Thursday, May 10, 2007

Spring is in the air

"A strong skunk-like smell that wafted through this city and as far south as Wahpeton appears to have come from a sugar company's lagoon in Moorhead, Minn."

Maybe you all read this the other day, an article about the foul smells up in Fargo. It says, "On Wednesday morning, American Crystal Sugar spokesman Jeff Schweitzer denied his company was the source of the skunk-like smell.

'The type of odor that's out there isn't one that American Crystal generates. When American Crystal has odor issues, we are one of the first to acknowledge them.'"

Yeah, and my dad used to blame his farts on our dog, Duke.
















Besides, I know that smell. I used to live in the valley and work near one of those big mounds of rotting sugar beets and hoe in the fields where those plants grow. I am like a sugar girl. But that implies sweet, and I am often not. American Crystal sugar implies sweet, too, but let me tell you. Whoo-wee. I mean it's funny because I was just writing and thinking about that valley recently and had forgotten all about that deadly spring stink.

The article goes on, "The stench started Tuesday night. Wahpeton City Coordinator Shawn Kessel said he heard complaints of smell in his city, nearly 50 miles south of Fargo. The smell was more like feces than skunk, he said."

I remember our customers at The Tiffany Lounge and Restaurant, which butted-up right next to one of those decaying mounds, coming in to our restaurant with the most sour looks on their faces. If they weren't from around the valley they had no idea what made that smell. I believe it affected their taste buds--how could it not?--and certainly believe it affected my tips.

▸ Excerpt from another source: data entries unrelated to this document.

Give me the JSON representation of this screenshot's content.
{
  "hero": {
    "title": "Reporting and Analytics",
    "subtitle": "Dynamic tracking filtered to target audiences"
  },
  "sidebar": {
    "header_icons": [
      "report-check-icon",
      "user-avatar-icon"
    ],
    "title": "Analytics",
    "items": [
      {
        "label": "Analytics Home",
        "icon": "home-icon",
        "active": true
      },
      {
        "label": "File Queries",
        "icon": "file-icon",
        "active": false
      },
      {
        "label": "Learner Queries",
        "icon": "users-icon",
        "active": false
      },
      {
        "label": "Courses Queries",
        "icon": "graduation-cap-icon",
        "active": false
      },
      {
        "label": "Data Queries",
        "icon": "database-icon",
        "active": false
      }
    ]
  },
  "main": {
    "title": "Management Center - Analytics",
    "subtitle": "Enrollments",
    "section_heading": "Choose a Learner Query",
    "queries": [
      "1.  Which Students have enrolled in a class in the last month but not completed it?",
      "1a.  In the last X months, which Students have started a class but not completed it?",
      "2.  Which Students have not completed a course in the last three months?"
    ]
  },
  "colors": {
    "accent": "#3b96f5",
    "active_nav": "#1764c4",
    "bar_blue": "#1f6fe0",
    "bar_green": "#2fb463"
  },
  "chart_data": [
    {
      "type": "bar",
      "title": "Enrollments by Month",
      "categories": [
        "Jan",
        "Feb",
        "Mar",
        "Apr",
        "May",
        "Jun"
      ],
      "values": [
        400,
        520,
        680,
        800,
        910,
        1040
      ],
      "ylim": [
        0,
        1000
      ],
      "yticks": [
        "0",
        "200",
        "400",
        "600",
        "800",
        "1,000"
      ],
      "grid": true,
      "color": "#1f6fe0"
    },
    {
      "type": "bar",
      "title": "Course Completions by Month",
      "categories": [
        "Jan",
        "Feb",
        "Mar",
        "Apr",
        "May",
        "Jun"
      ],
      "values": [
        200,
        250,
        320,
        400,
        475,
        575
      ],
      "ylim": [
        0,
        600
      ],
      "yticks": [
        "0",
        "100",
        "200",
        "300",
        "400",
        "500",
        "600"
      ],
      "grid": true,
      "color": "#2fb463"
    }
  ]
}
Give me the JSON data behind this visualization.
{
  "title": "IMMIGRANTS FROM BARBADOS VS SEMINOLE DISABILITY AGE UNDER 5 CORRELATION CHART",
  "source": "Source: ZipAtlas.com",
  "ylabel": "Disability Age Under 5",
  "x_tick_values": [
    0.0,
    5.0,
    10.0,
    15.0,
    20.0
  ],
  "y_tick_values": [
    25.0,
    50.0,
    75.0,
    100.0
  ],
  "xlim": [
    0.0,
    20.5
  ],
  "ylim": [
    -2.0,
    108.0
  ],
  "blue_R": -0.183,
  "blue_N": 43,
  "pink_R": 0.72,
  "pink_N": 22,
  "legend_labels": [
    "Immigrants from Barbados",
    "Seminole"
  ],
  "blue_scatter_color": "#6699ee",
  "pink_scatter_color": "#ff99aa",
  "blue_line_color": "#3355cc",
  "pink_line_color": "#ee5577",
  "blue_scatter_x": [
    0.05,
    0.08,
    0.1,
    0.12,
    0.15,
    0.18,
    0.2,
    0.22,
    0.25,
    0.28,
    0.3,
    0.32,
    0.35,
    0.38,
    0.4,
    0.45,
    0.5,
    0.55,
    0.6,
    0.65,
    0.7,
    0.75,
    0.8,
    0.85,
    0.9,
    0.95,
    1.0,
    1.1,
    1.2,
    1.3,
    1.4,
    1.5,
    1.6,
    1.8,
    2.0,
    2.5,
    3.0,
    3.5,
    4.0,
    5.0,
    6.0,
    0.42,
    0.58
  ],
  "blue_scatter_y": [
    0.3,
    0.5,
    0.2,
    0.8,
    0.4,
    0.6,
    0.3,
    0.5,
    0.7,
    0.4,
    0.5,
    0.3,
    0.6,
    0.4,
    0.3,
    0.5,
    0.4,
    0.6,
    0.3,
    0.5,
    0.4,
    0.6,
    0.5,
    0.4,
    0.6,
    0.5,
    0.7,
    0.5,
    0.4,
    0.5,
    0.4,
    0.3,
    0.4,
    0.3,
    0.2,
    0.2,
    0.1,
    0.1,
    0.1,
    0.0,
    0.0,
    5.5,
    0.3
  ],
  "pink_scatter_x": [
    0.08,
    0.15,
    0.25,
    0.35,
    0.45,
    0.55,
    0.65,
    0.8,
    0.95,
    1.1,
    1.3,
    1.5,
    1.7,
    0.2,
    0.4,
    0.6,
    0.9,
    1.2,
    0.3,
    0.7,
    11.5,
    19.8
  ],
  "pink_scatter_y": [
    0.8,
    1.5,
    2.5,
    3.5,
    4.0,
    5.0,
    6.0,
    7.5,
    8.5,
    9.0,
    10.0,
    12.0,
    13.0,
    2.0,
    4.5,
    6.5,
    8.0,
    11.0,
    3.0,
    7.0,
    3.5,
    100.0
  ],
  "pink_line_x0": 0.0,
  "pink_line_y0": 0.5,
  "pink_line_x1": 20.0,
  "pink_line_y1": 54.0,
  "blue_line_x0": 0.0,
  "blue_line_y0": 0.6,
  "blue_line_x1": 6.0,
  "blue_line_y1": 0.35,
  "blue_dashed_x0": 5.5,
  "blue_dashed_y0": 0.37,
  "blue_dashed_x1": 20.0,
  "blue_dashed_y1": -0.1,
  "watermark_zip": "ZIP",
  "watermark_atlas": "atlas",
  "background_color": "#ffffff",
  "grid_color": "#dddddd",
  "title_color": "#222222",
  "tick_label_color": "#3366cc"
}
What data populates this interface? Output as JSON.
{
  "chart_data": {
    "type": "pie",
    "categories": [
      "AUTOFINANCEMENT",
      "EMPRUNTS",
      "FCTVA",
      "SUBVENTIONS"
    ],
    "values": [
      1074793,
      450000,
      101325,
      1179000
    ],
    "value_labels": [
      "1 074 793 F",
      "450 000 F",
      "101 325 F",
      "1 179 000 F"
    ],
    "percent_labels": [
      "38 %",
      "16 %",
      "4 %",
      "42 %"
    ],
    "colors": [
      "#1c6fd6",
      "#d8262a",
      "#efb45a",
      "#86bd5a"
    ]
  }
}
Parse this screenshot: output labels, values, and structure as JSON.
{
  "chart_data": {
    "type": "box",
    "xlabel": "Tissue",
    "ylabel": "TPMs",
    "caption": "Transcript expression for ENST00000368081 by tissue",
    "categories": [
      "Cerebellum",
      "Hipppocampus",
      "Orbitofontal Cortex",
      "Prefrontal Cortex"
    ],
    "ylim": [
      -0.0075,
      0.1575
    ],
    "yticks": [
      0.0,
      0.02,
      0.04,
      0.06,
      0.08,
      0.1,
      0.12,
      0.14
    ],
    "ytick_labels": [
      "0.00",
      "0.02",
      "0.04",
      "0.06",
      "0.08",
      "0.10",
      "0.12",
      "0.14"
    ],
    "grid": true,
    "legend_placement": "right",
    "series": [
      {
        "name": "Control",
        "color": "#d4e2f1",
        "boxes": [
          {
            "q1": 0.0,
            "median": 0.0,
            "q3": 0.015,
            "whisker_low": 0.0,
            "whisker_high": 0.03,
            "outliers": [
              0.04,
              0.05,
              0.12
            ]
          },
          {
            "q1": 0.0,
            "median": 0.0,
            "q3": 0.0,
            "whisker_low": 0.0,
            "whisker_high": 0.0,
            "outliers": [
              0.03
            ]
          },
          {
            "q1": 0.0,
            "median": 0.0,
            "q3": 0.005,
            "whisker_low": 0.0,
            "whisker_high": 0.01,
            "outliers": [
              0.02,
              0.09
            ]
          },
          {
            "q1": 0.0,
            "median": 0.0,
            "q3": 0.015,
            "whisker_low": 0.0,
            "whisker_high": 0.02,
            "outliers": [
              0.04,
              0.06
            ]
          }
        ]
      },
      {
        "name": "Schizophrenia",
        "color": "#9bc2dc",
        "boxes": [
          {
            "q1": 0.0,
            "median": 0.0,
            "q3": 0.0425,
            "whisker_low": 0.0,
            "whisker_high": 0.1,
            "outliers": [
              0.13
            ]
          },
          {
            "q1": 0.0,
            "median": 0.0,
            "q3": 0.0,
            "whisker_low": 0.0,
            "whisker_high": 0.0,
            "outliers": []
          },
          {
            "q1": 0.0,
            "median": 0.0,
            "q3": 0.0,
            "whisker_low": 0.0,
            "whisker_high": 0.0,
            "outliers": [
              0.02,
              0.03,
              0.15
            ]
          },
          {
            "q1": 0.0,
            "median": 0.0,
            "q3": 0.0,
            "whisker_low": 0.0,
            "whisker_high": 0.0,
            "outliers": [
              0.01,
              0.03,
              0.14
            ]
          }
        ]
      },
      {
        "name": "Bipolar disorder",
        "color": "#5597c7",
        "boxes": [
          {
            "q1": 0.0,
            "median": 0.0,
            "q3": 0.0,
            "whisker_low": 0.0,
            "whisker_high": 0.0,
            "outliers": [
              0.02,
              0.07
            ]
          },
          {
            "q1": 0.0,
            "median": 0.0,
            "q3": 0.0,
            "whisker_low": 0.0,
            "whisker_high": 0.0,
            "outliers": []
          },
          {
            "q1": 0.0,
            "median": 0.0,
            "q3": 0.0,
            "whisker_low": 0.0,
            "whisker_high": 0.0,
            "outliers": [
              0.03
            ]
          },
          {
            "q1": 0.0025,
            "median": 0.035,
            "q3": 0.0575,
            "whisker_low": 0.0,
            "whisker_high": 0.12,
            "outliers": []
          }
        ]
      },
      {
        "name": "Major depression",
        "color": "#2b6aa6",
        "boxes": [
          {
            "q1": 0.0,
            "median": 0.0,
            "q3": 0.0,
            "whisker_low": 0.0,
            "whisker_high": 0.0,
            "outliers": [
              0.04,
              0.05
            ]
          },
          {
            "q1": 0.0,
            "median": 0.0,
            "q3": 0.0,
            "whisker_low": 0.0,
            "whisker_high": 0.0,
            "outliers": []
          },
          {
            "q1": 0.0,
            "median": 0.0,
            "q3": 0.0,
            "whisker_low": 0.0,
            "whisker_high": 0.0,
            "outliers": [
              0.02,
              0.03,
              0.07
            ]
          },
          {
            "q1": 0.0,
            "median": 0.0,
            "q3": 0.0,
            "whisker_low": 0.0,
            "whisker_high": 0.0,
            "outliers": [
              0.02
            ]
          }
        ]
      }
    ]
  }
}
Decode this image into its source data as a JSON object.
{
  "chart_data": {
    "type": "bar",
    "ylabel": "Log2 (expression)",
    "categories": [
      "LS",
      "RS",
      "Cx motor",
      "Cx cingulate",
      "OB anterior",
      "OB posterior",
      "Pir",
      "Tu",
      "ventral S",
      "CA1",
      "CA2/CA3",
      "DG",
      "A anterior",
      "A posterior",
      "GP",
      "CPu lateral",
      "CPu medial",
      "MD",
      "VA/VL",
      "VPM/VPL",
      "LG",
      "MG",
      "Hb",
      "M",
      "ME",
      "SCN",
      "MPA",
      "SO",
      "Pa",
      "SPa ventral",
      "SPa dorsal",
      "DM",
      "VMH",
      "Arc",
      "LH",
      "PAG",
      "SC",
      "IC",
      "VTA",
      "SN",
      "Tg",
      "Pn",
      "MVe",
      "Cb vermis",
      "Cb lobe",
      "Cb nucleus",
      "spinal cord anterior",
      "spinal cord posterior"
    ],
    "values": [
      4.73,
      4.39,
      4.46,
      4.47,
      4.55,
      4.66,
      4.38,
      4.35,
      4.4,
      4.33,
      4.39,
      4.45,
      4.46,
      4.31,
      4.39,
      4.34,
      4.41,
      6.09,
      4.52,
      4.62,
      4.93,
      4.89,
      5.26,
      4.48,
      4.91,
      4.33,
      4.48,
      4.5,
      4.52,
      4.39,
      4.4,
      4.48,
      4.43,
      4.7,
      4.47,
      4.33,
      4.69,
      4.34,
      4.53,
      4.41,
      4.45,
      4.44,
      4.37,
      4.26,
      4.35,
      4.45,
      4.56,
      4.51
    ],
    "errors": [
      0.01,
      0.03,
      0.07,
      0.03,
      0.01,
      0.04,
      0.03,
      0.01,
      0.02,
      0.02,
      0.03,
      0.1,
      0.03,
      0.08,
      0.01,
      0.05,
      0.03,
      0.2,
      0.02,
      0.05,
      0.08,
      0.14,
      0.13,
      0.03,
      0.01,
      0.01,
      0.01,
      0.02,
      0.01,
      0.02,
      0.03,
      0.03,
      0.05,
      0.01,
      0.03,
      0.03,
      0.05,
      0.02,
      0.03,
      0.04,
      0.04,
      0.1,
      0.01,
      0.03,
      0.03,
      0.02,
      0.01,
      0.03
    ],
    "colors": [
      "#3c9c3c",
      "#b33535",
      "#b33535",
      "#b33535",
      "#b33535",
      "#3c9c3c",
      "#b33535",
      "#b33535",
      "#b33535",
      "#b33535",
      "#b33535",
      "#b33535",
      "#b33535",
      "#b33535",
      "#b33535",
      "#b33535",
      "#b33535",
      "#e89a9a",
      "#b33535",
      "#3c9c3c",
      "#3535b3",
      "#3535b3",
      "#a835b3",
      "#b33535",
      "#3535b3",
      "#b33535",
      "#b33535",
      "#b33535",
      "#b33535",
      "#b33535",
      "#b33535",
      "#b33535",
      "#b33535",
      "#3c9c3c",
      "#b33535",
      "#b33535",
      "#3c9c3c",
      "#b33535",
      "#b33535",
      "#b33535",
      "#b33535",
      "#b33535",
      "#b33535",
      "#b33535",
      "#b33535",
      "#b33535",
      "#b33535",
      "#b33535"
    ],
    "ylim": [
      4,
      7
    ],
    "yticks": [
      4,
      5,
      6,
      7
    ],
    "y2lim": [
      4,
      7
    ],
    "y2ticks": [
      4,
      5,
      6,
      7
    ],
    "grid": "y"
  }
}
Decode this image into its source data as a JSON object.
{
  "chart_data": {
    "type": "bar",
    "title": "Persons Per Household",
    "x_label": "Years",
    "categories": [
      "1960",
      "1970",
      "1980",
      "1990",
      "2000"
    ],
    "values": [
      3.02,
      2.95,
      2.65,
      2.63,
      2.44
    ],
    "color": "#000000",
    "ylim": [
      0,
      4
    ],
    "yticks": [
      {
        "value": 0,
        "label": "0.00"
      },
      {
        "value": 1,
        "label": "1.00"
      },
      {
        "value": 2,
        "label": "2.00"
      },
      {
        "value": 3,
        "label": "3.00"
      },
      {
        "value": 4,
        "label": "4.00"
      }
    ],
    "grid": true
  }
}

It even made our water smell putrid. You know those distinct combinations in our smell memory? Those that are a little like Proust meets South Park? I mean, and I know this is distasteful, but one of my college roommates had a boyfriend who slept over often and every morning he'd make a deposit in our shared bathroom and then try to cover it up with raspberry Glade Air Freshener. To this day I can't stand the smell of artificial room fresheners. Or how those dirty metal ashtrays used to smell--the ones left out on bar tables or in messy hospital reception rooms, that mix of old nicotine smashed and rubbed against aluminum. Makes my teeth hurt.

Well, the Red River Valley tap water imprinted the same kind of memory in me. I used to wash my long hair with Herbal Essence (the original, in the dark green bottle) and I distinctly remember that the shampoo never cut the smell. I walked around--we all walked around--with fishy stinky slightly jasmine-scented hair.

2 comments:

Sassmaster said...

Preach it, sister of the soil. I grew up in the southern Dakota and for me, it was the pigs. My family had a pretty substantial hog farm and hoo-wee the smells. I have to say, though, that manure smells are not really offensive to me -- smells like home. But it didn't affect our water like that. That is messed up.

Night Editor said...

Hoo-wee is right! My old roomie near Wells, where I rode horses, comes from a hog-farming family. But I know what you mean. Home is home.